Gardner will have his work cut out for him, however, with poor protection and no help from a returning running backs corps that lacks a 1,000-yard rusher.
The defense also fell apart down the stretch last season, though almost the entire squad returns in 2014. Improvement is to be expected, but judging from last season’s results a miracle may be too much to expect.
If you are a Hoosier football fan, it’s go big or go home.
Indiana is perennially one of the most inconsistent yet wildly entertaining teams in the conference due to its constant big play potential.
While the chances Indiana makes the short trek to the Big Ten championship are slim at best, the realistic expectation of an elite offense and a terrible defense make for a team which has the ability to defy predictions.
With a quarterback duo that threw for over 3,600 yards last season and one of the deepest running back corps in the conference, it’s hard to believe that Indiana will have trouble scoring this fall.
It is the defense, which at its worst allowed 623 yards to Missouri last season, that will drag the Hoosiers down this year.
While Penn State remains bowl ineligible this season, and thus is ineligible from playing in the conference title game, the penalties stemming from the Sandusky trial have gradually begun to lessen.

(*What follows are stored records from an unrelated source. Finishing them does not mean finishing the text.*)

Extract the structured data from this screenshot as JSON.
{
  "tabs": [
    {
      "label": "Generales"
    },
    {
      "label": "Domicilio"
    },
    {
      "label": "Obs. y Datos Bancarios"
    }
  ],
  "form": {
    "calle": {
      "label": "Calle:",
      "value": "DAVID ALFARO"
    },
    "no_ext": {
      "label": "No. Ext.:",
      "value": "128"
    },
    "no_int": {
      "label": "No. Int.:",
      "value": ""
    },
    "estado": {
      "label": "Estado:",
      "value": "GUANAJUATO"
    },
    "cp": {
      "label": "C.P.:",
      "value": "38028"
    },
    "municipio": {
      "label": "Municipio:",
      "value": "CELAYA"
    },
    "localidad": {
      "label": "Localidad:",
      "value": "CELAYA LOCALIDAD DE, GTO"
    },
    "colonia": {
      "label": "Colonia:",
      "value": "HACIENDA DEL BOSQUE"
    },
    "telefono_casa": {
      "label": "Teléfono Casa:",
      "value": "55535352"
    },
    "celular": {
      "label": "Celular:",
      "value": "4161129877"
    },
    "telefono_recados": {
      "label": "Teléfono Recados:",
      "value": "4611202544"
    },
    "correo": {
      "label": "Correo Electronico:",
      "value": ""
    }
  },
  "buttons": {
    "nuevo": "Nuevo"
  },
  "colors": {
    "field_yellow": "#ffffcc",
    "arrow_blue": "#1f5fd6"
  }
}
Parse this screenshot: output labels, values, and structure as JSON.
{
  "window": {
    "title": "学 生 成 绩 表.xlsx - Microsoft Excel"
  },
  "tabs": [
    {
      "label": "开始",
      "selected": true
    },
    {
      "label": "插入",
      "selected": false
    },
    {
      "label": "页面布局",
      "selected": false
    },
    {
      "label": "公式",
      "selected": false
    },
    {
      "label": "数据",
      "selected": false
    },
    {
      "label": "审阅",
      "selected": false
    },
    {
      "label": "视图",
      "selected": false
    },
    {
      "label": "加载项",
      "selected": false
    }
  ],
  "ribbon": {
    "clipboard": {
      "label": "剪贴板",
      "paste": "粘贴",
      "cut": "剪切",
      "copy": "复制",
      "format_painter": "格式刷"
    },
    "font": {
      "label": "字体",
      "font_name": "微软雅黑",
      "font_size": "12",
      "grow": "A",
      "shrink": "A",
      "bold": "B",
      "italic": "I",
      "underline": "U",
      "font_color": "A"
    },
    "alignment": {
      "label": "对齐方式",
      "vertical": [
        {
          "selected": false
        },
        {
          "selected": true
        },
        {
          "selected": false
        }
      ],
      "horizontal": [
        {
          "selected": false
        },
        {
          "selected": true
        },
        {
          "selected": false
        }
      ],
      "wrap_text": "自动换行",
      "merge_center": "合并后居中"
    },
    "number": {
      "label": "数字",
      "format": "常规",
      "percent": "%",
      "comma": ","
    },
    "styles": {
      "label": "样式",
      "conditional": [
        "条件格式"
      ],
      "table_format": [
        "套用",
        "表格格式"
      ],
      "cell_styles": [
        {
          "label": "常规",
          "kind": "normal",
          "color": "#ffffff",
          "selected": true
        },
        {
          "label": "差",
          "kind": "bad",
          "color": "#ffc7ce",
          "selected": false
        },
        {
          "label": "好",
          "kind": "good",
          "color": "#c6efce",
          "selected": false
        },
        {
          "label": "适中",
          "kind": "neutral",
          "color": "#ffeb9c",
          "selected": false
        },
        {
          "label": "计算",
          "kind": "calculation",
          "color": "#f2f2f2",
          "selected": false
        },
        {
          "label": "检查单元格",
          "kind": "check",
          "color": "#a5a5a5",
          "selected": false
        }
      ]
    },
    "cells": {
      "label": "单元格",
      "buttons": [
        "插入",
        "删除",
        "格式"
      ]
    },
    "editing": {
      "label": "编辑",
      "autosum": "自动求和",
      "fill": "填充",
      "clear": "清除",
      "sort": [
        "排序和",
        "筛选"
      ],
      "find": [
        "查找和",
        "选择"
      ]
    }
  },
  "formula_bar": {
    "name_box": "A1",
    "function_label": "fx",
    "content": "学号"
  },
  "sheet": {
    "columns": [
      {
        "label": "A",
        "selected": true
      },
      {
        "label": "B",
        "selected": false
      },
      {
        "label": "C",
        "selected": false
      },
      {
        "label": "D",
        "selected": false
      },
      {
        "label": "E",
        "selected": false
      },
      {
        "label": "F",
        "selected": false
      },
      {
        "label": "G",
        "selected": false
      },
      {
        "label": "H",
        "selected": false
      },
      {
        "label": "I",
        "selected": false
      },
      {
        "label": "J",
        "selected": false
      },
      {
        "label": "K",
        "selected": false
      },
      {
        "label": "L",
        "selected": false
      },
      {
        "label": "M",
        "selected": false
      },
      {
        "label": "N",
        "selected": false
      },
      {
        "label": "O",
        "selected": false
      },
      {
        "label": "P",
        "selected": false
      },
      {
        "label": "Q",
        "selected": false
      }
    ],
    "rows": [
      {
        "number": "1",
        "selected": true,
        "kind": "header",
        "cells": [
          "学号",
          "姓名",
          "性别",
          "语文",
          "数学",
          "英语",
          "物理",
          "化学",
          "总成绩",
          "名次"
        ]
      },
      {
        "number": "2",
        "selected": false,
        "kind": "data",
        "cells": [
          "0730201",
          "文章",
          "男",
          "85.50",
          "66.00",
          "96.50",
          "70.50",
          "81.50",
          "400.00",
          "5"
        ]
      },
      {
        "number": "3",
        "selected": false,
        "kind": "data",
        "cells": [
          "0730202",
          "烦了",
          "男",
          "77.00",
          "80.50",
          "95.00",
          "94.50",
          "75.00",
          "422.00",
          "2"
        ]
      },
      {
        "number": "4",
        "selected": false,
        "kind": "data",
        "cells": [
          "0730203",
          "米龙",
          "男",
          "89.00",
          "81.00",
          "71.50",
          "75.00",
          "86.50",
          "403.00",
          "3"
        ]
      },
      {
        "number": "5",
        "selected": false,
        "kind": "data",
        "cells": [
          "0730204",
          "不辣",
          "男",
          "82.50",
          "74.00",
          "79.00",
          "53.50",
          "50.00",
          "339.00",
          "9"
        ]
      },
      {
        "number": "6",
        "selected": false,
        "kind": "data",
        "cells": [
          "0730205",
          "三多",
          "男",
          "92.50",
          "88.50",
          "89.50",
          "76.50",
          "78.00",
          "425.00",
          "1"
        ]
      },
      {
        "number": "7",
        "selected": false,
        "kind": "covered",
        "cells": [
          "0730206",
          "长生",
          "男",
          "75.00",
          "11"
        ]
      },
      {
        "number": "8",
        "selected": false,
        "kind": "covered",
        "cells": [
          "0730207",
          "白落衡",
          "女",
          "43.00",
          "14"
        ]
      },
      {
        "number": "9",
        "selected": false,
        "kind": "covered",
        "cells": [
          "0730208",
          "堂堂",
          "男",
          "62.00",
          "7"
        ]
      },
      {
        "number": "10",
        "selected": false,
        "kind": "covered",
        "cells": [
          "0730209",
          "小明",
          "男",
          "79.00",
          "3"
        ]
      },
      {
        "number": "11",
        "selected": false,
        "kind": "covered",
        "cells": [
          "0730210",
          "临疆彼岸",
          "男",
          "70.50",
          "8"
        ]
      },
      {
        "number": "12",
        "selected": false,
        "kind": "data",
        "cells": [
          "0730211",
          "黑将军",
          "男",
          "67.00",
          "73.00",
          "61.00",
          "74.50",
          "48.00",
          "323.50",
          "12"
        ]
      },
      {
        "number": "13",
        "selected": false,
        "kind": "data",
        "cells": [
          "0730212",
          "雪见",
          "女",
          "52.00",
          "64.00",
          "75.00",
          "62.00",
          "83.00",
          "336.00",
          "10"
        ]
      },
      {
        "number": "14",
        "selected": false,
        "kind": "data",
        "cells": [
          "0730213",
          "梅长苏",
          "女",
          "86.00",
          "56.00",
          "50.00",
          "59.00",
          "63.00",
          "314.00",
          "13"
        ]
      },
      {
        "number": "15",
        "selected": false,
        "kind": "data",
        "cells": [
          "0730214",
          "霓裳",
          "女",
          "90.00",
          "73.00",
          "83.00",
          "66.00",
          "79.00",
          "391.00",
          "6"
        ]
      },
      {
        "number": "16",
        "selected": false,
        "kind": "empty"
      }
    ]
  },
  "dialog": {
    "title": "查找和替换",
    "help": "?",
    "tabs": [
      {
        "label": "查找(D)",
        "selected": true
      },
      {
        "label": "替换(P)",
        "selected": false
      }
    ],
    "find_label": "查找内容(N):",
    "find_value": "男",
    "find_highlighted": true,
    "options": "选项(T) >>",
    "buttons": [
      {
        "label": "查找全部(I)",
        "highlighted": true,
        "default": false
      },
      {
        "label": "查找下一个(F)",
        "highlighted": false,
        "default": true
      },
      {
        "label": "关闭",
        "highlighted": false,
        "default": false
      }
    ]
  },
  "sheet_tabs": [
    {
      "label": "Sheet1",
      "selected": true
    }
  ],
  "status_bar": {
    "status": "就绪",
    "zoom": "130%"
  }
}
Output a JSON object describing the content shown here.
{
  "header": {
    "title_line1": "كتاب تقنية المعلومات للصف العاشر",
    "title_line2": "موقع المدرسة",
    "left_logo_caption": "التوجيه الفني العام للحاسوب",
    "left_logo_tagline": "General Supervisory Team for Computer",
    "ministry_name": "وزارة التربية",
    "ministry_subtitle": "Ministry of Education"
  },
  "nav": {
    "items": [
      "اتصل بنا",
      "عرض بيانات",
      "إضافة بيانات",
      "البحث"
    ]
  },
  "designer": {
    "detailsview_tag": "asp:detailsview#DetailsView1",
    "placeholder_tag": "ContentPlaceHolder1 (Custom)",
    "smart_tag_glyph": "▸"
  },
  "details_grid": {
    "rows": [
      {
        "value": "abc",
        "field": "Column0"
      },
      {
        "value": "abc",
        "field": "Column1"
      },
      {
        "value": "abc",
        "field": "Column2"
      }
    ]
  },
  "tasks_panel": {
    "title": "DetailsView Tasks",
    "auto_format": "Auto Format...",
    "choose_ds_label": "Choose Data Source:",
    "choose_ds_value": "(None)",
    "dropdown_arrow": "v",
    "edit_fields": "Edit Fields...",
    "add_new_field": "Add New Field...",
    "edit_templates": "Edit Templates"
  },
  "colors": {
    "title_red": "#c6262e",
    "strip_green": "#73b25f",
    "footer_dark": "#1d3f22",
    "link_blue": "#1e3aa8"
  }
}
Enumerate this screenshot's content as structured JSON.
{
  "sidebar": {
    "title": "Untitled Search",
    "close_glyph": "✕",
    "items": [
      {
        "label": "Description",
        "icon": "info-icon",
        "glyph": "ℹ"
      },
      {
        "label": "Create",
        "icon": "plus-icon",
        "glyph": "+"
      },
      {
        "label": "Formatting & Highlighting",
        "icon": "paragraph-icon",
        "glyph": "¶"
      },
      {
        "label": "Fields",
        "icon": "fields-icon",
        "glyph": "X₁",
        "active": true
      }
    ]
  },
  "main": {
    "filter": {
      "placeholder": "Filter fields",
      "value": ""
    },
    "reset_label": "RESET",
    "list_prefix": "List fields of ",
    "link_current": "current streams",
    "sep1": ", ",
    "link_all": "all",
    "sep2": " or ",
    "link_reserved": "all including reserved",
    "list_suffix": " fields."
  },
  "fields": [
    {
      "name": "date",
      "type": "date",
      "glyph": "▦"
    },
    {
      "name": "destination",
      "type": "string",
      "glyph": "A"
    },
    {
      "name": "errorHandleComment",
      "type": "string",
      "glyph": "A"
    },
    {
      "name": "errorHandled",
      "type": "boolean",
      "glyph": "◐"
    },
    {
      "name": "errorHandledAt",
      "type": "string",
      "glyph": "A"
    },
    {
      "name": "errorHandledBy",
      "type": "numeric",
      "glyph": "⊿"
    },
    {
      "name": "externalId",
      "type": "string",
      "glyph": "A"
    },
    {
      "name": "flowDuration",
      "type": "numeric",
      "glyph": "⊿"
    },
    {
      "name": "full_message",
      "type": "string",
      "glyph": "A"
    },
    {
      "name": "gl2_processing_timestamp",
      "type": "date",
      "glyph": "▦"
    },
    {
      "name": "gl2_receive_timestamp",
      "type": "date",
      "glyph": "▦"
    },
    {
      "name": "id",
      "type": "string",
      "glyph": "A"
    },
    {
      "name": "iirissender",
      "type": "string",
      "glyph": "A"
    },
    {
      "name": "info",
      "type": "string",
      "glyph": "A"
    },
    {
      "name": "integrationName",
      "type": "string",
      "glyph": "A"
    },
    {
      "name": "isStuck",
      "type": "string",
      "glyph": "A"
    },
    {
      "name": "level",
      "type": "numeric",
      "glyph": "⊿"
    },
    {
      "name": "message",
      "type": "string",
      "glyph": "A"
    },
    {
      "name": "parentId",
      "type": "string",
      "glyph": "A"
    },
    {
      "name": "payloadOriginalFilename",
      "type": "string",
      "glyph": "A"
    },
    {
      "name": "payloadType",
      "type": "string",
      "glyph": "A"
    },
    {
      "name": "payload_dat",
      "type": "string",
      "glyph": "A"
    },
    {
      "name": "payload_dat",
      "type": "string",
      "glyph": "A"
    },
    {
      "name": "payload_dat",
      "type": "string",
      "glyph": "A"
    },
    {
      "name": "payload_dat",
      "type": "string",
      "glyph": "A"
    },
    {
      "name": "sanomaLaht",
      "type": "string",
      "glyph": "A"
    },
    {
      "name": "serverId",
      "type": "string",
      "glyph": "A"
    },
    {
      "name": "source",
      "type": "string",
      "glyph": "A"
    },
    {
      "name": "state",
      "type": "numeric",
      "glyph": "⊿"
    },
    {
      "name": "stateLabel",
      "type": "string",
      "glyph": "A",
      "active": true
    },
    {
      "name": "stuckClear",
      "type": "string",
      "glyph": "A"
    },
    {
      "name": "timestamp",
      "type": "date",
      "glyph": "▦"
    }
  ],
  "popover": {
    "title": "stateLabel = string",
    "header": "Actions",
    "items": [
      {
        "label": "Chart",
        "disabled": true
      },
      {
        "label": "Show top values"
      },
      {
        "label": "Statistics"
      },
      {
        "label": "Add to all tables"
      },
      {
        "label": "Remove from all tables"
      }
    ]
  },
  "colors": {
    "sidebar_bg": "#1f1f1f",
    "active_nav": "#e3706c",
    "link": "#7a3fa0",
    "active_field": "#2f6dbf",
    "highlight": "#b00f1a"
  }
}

Along with the hiring of charismatic new head coach James Franklin, the worst seems to be over for the Nittany Lions.
Highlighting a solid squad of returning Big Ten signal callers, Christian Hackenberg and his 2,955 passing yards look to create repeat success in Happy Valley. A depleted receiving corps is simply a speed bump for the sophomore, and a returning duo of running backs in Zach Zwinak and Bill Belton will surely take the pressure off the young phenom.
Last year, Penn State shocked the Badgers in the regular season finale. Wisconsin was left clueless as the Nittany Lions completely shut down the run. The same strategy is likely going to be used this year and with some experience in the secondary the defense can only improve.
While there’s still no chance for postseason play, Penn State can at least play spoiler this fall for the other teams in the East.
Maryland and Rutgers
The newest additions to the geographically expanding Big Ten, Maryland and Rutgers rightfully have relatively low expectations in their first season.
After being completely decimated by injuries last season a healthy Maryland team can surely scrape its way into the middle of the Big Ten pack right away, barring any more freak injuries. The Terrapins also have one of the conference’s most explosive wide receivers in Stefon Diggs.
Rutgers, on the other hand, had one of the nation’s worst pass defenses last season. The Scarlet Knights have been on a downward slide for the majority of the last decade and they have a steep hill to climb if they want to be anywhere other than the bottom come December.